Mitsubishi Motors a annoncé qu’il commencerait à produire des hybrides dans une usine aux Philippines à partir de la mi-2028, en engageant 7 milliards de PHP (116 millions de dollars) pour établir une ligne de production dédiée à Santa Rosa. L’investissement augmentera la capacité de l’usine d’environ 20 %, à 60 000 véhicules par an, et ouvrira la possibilité d’exportations hybrides.
Le gouvernement philippin a présenté ce développement comme une étape potentielle pour que le pays devienne un centre régional de fabrication de véhicules de nouvelle génération, dans la même veine que la Thaïlande. Mitsubishi détient un peu moins de 20 % du marché philippin et a conservé cette position tout en perdant du terrain face à ses concurrents chinois ailleurs en Asie du Sud-Est.
Les Philippines seront le deuxième pays où Mitsubishi produit des hybrides, après la Thaïlande, et le projet vise à renforcer sa position sur un marché où il reste relativement isolé des concurrents chinois.
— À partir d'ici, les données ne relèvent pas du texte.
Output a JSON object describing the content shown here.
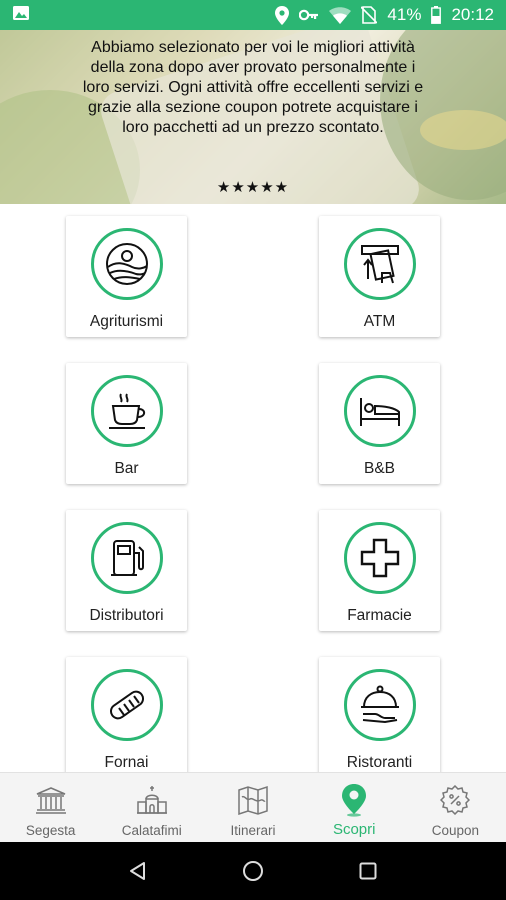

Le choix de produire des hybrides s’inscrit également dans les habitudes de consommation locales ; en effet, les hybrides représentaient 3,6 % des ventes de véhicules neufs dans le pays en 2024. Ce chiffre est modeste en termes absolus mais largement devant les véhicules électriques à batterie (BEV), qui restent inférieurs à 1 %.
Il est fort probable que, dans un avenir prévisible, les véhicules à moteur à combustion interne continueront de dominer aux Philippines et sur des marchés comparables. L’infrastructure de recharge qui permettrait une adoption significative des BEV à grande échelle n’a pas encore été déployée à une échelle significative, ce qui fait des hybrides une concession nécessaire pour les ambitions politiques d’électrification à court terme.
Cette annonce n’est qu’un autre développement dans la stratégie d’électrification plus large de Mitsubishi qui donne la priorité à la technologie hybride et hybride rechargeable par rapport aux BEV. Alors que Ford, GM et plusieurs constructeurs européens ont publiquement revu à la baisse leurs objectifs en matière de BEV et réintroduit des programmes hybrides, l’engagement plus modeste de Mitsubishi dans ce segment est resté cohérent. Sa position semblait trop prudente avant le retrait des programmes de subventions BEV dans plusieurs pays occidentaux ; aujourd’hui, l’approche apparaît sans doute comme pragmatique.
Compte tenu de sa taille plus petite que la plupart des constructeurs automobiles mondiaux, Mitsubishi a également structuré son parcours d’électrification pour limiter l’exposition au capital. Grâce à son adhésion au partenariat stratégique Honda-Nissan – établi en 2024 et distinct de l’échec des négociations de fusion qui ont suivi en 2025 – il espère partager les plates-formes BEV et les coûts de développement de logiciels plutôt que de financer indépendamment une architecture électrique à batterie propriétaire.
Un accord distinct avec la division Foxtron de Foxconn verra un modèle BEV construit à Taiwan pour être lancé en Australie et en Nouvelle-Zélande fin 2026, étendant ainsi son offre électrique par le biais d’une fabrication sous contrat plutôt que d’un réoutillage en usine.